## Stream: general

### Topic: Dependent types

#### Sebastien Gouezel (Jan 31 2019 at 19:46):

Suppose that I have two natural numbers n and m, and a proof that they are equal h : n = m. I have essentially never needed dependent types, but here I really have to deal with them and define the identity map from fin n to fin m. Can someone help with this? (I am in tactic mode, if that matters).

#### Johannes Hölzl (Jan 31 2019 at 19:47):

use fin.cast

#### Johannes Hölzl (Jan 31 2019 at 19:47):

The important thing is that it copies the contained value, so when projecting it you don't have an rw in your data

#### Simon Hudon (Jan 31 2019 at 19:49):

If you're in tactic mode, you may have better result if you call subst n first.

#### Simon Hudon (Jan 31 2019 at 19:49):

Then you don't need cast

#### Simon Hudon (Jan 31 2019 at 19:50):

Here's my thinking when considering using cast:

• try to avoid cast
• try harder
• are you sure it doesn't work
• hide cast as far from public view as possible

#### Sebastien Gouezel (Jan 31 2019 at 19:55):

fin.cast uses the specifics offin if I look at the definition. I am more looking for the syntax for the more general situation where you have dependent types C k, a proof that k = l, and want to define the identity from C k to C l starting from the identity from C k to C k (which is the same map, but I don't how to convince lean of this). How would I use cast or subst in such a situation? (I never used any of them, so I don't know what they are supposed to do, or their syntax!)

#### Johannes Hölzl (Jan 31 2019 at 19:56):

You can use eq.rec. But be very careful, it is usually a bad idea to do computation under it

#### Reid Barton (Jan 31 2019 at 19:59):

But note that all of the general-purpose alternatives like the subst and rw tactics are also going to use eq.rec under the hood.

#### Neil Strickland (Jan 31 2019 at 20:01):

In some sense the "obvious" thing to do is is as follows: given h : k = l you have congr_arg C h : C k = C l and cast (congr_arg C h) : C k -> C l.

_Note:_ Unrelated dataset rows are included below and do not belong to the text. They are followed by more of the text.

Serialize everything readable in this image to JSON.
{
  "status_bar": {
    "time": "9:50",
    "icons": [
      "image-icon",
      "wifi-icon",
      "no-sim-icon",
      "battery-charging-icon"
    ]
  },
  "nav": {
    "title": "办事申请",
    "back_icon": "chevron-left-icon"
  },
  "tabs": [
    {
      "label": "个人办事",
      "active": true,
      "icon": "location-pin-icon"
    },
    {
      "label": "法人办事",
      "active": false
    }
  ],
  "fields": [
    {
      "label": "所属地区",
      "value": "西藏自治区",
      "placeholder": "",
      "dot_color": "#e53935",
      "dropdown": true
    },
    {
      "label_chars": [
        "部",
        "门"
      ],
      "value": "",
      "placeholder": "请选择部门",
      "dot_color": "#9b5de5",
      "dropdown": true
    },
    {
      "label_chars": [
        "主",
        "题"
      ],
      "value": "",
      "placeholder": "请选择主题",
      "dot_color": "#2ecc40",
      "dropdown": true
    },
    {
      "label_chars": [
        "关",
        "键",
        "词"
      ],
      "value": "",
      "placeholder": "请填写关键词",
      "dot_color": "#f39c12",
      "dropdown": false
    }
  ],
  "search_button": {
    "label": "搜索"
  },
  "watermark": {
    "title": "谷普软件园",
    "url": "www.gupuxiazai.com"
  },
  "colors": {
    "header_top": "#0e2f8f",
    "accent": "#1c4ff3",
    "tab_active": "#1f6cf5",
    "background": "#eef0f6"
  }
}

But this approach leads to a lot of awkwardness. It is common that you have some data combined with some properties, and you can define a map that just applies cast to the properties while leaving the data alone. This is what fin.cast does. It generally works much better because of proof irrelevance: any two proofs of the same proposition are considered the same, so you don't need to worry about what exactly the cast did.

#### Reid Barton (Jan 31 2019 at 20:06):

The issue is that in a situation like

variables {i n : ℕ} (h : i < n)
variables {m : ℕ} (e : n = m)

#reduce (eq.rec_on e (fin.mk i h) : fin m).val


this expression is not definitionally equal to i, even though you can prove that it is equal to i.

#### Sebastien Gouezel (Jan 31 2019 at 20:09):

OK, thanks a lot for your explanations. Definitional equality is really useful for me here, so I will go for fin.cast as advocated by Johannes, but I have learnt a lot!